The Daily Telegraph

Cocaine, corruption and carnage: the world’s deadliest narcotics gangs

- Guy Kelly

Sometimes referred to as a “Supergang”, “the Gulf Clan” – also known as the Urabeños – has arguably become the most powerful criminal force in Colombia, and one of the largest distributo­rs of cocaine in the world. Its members often wear army uniforms and employ military tactics, including road blockades, curfews and allegedly imposing “taxes” on drug-related activity in its territory.

In October 2021, the future of CDG looked in doubt when its leader, Dairo Antonio Úsuga David, right, was arrested. Seven months later he was extradited to the United States and charged in New York. The next day, CDG forces chose to remind Colombia of their power, forcing highway closures and village shutdowns in 180 municipali­ties. They have since appeared willing to engage with the government in a peace deal, but with some 6,000 members and various factions, it seems unlikely the entire cartel would be in agreement. Or keep the peace.

Originally founded by deserters from the Mexican special forces (some of whom, therefore, had US army training, which they would deploy in demonic fashion), the Zetas started as heavies for the Gulf Cartel before breaking away in the mid-2000s and forming networks across the Americas, Africa and Europe. Their background makes the Zetas especially savvy, sophistica­ted and violent, but after once being the most feared of all Mexican cartels, they are considered an increasing­ly diminished force, splinterin­g into smaller cells and focusing on local crime over internatio­nal drug traffickin­g.

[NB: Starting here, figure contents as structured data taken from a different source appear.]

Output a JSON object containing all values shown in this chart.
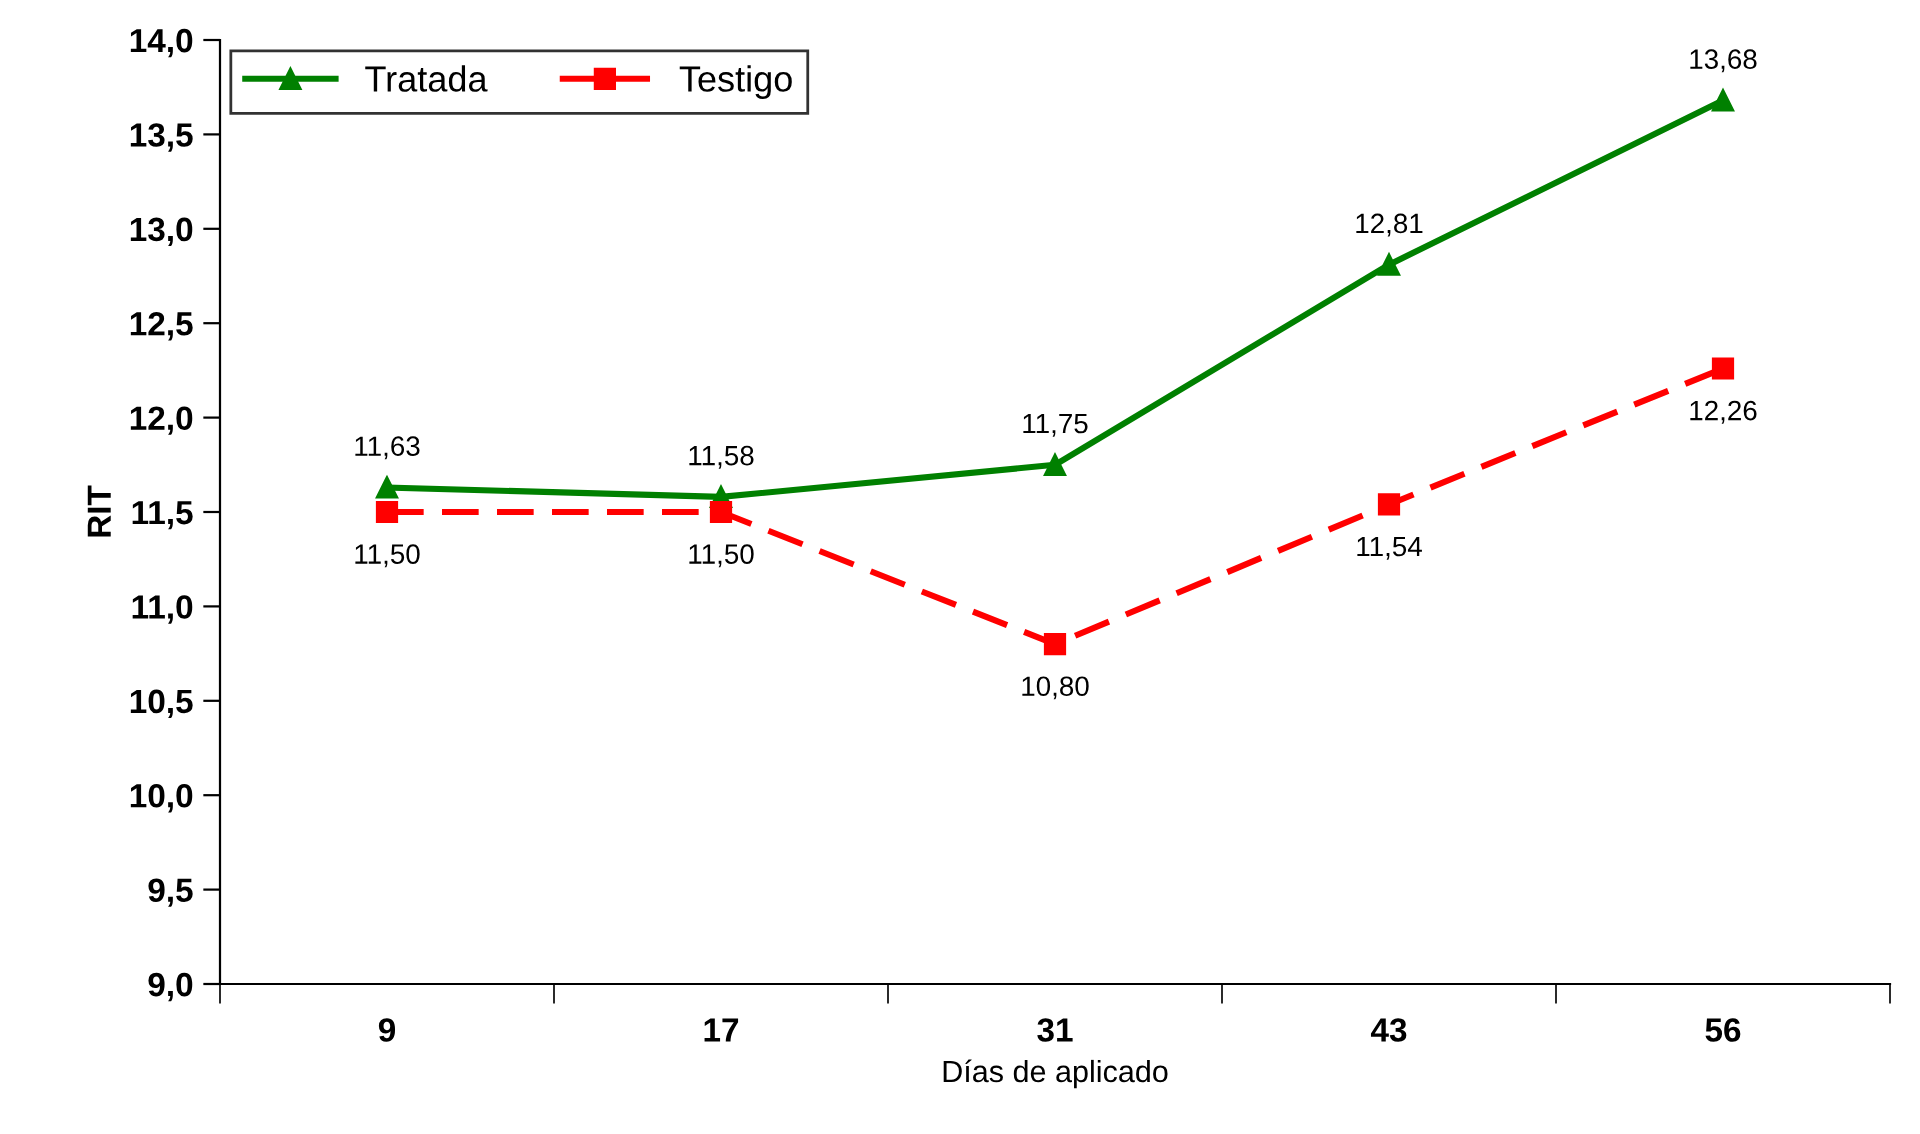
{
  "chart_data": {
    "type": "line",
    "xlabel": "Días de aplicado",
    "ylabel": "RIT",
    "categories": [
      "9",
      "17",
      "31",
      "43",
      "56"
    ],
    "series": [
      {
        "name": "Tratada",
        "color": "#008000",
        "marker": "triangle",
        "line_style": "solid",
        "values": [
          11.63,
          11.58,
          11.75,
          12.81,
          13.68
        ],
        "value_labels": [
          "11,63",
          "11,58",
          "11,75",
          "12,81",
          "13,68"
        ]
      },
      {
        "name": "Testigo",
        "color": "#ff0000",
        "marker": "square",
        "line_style": "dashed",
        "values": [
          11.5,
          11.5,
          10.8,
          11.54,
          12.26
        ],
        "value_labels": [
          "11,50",
          "11,50",
          "10,80",
          "11,54",
          "12,26"
        ]
      }
    ],
    "ylim": [
      9,
      14
    ],
    "yticks": [
      {
        "value": 9,
        "label": "9,0"
      },
      {
        "value": 9.5,
        "label": "9,5"
      },
      {
        "value": 10,
        "label": "10,0"
      },
      {
        "value": 10.5,
        "label": "10,5"
      },
      {
        "value": 11,
        "label": "11,0"
      },
      {
        "value": 11.5,
        "label": "11,5"
      },
      {
        "value": 12,
        "label": "12,0"
      },
      {
        "value": 12.5,
        "label": "12,5"
      },
      {
        "value": 13,
        "label": "13,0"
      },
      {
        "value": 13.5,
        "label": "13,5"
      },
      {
        "value": 14,
        "label": "14,0"
      }
    ],
    "grid": false,
    "legend": "top left"
  }
}
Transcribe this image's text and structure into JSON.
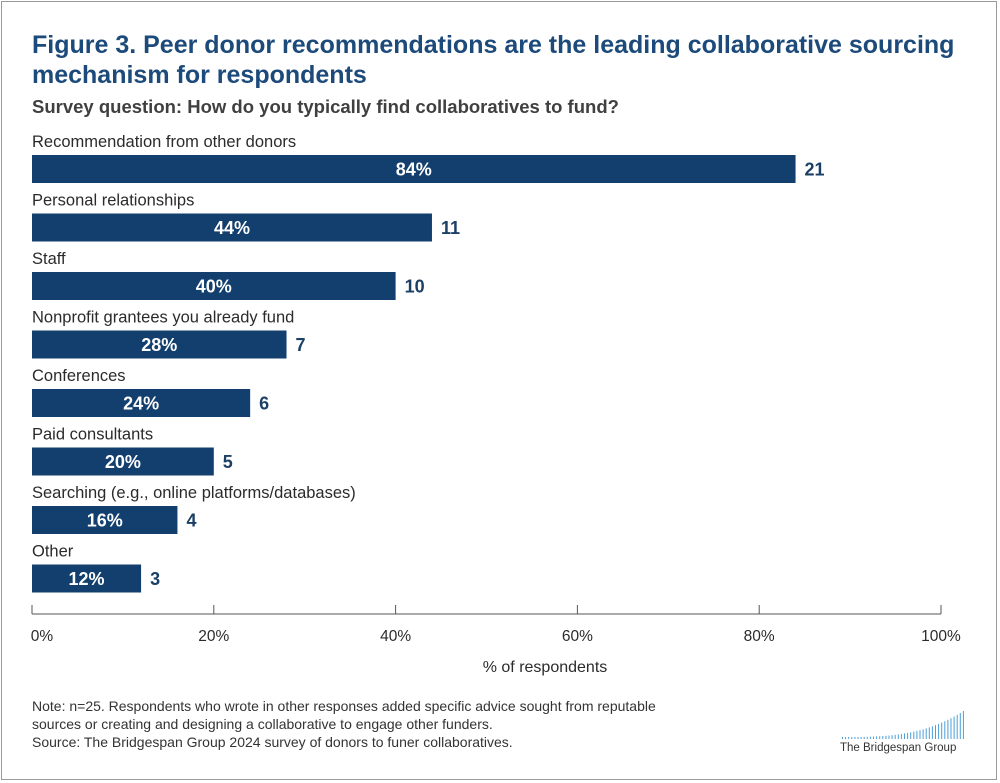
{
  "title": "Figure 3. Peer donor recommendations are the leading collaborative sourcing mechanism for respondents",
  "subtitle": "Survey question: How do you typically find collaboratives to fund?",
  "colors": {
    "bar": "#123f6e",
    "title": "#1c4a7a",
    "count": "#1c3f66"
  },
  "chart_data": {
    "type": "bar",
    "orientation": "horizontal",
    "categories": [
      "Recommendation from other donors",
      "Personal relationships",
      "Staff",
      "Nonprofit grantees you already fund",
      "Conferences",
      "Paid consultants",
      "Searching (e.g., online platforms/databases)",
      "Other"
    ],
    "values": [
      84,
      44,
      40,
      28,
      24,
      20,
      16,
      12
    ],
    "value_labels": [
      "84%",
      "44%",
      "40%",
      "28%",
      "24%",
      "20%",
      "16%",
      "12%"
    ],
    "counts": [
      "21",
      "11",
      "10",
      "7",
      "6",
      "5",
      "4",
      "3"
    ],
    "xlabel": "% of respondents",
    "xlim": [
      0,
      100
    ],
    "xticks": [
      0,
      20,
      40,
      60,
      80,
      100
    ],
    "xtick_labels": [
      "0%",
      "20%",
      "40%",
      "60%",
      "80%",
      "100%"
    ],
    "grid": false,
    "legend": "none"
  },
  "notes": {
    "line1": "Note: n=25. Respondents who wrote in other responses added specific advice sought from reputable",
    "line2": "sources or creating and designing a collaborative to engage other funders.",
    "line3": "Source: The Bridgespan Group 2024 survey of donors to funer collaboratives."
  },
  "logo": {
    "text": "The Bridgespan Group"
  }
}
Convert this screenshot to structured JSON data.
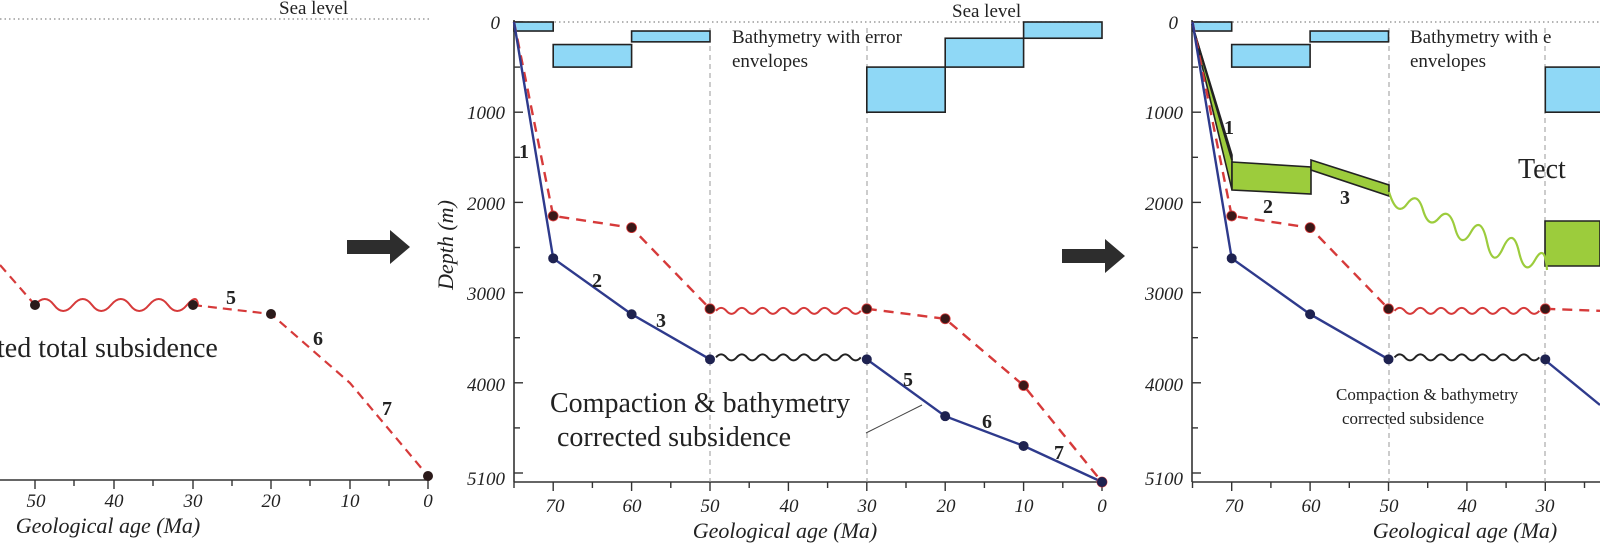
{
  "axis": {
    "x_title": "Geological age (Ma)",
    "y_title": "Depth (m)"
  },
  "labels": {
    "sea_level": "Sea level",
    "bathymetry": [
      "Bathymetry with error",
      "envelopes"
    ],
    "bathymetry_cut": [
      "Bathymetry with e",
      "envelopes"
    ],
    "corrected_big": [
      "Compaction & bathymetry",
      "corrected subsidence"
    ],
    "corrected_small": [
      "Compaction & bathymetry",
      "corrected subsidence"
    ],
    "total_partial": "ted total subsidence",
    "tectonic_partial": "Tect"
  },
  "panel1_xticks": [
    "50",
    "40",
    "30",
    "20",
    "10",
    "0"
  ],
  "panel2_xticks": [
    "70",
    "60",
    "50",
    "40",
    "30",
    "20",
    "10",
    "0"
  ],
  "panel2_yticks": [
    "0",
    "1000",
    "2000",
    "3000",
    "4000",
    "5100"
  ],
  "panel3_xticks": [
    "70",
    "60",
    "50",
    "40",
    "30"
  ],
  "panel3_yticks": [
    "0",
    "1000",
    "2000",
    "3000",
    "4000",
    "5100"
  ],
  "segment_labels": [
    "1",
    "2",
    "3",
    "5",
    "6",
    "7"
  ],
  "colors": {
    "total_subsidence": "#d63a3a",
    "corrected_subsidence": "#2e3a8c",
    "bathymetry_fill": "#8fd8f6",
    "tectonic_fill": "#9ccc3c",
    "arrow": "#2d2d2d"
  },
  "chart_data": {
    "type": "line",
    "xlabel": "Geological age (Ma)",
    "ylabel": "Depth (m)",
    "xlim": [
      75,
      0
    ],
    "ylim": [
      0,
      5100
    ],
    "series": [
      {
        "name": "",
        "style": "dashed-red",
        "x": [
          75,
          70,
          60,
          50,
          30,
          20,
          10,
          0
        ],
        "y": [
          0,
          2150,
          2280,
          3180,
          3180,
          3290,
          4030,
          5100
        ]
      },
      {
        "name": "",
        "style": "solid-navy",
        "x": [
          75,
          70,
          60,
          50,
          30,
          20,
          10,
          0
        ],
        "y": [
          0,
          2620,
          3240,
          3740,
          3740,
          4370,
          4700,
          5100
        ]
      }
    ],
    "bathymetry_envelopes": [
      {
        "x": [
          75,
          70
        ],
        "y": [
          0,
          100
        ]
      },
      {
        "x": [
          70,
          60
        ],
        "y": [
          250,
          500
        ]
      },
      {
        "x": [
          60,
          50
        ],
        "y": [
          100,
          220
        ]
      },
      {
        "x": [
          30,
          20
        ],
        "y": [
          500,
          1000
        ]
      },
      {
        "x": [
          20,
          10
        ],
        "y": [
          180,
          500
        ]
      },
      {
        "x": [
          10,
          0
        ],
        "y": [
          0,
          180
        ]
      }
    ]
  }
}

Anybody hoping the 2016 capture of Mexican kingpin “El Chapo”, right, would end the activities of his Sinaloa cartel must be sorely disappoint­ed. One thing his arrest has done, though, is reveal how much influence the organisati­on had – or has. Just this week, Genaro García Luna, who headed Mexico’s equivalent of MI6 from 2001 to 2006, and was public security minister from 2006 to 2012, has been on trial in New York accused of conspiring with the cartel.

The Sinaloa remains a force – even with El Chapo behind bars, and despite its great rival, the Jalisco Cartel New Generation, gaining ground in Mexico. To get some idea of how bold Brazilian former prison gang Primeiro Comando da Capital (meaning First Capital Command, or PCC) is, consider the killing of Paraguayan anticorrup­tion prosecutor Marcelo Pecci last year. Pecci was on his honeymoon with his pregnant wife, Claudia Aguilera, on the Colombian island of Barú in May. He was approached on the beach by two men, who were allegedly paid £410,000 by the PCC, and shot dead.

Despite its existence having long been denied by the authoritie­s in Brazil, the PCC was recognised in 2019 as a gargantuan operation that had emerged from prisons to become the dominant player in Brazilian drug traffickin­g, with potentiall­y tens of thousands of members. Relentless­ly eliminatin­g rival gangs as it goes, the PCC has now spread across South America, not least into Paraguay – which, according to some reports, it “threatens to turn into a narcostate”.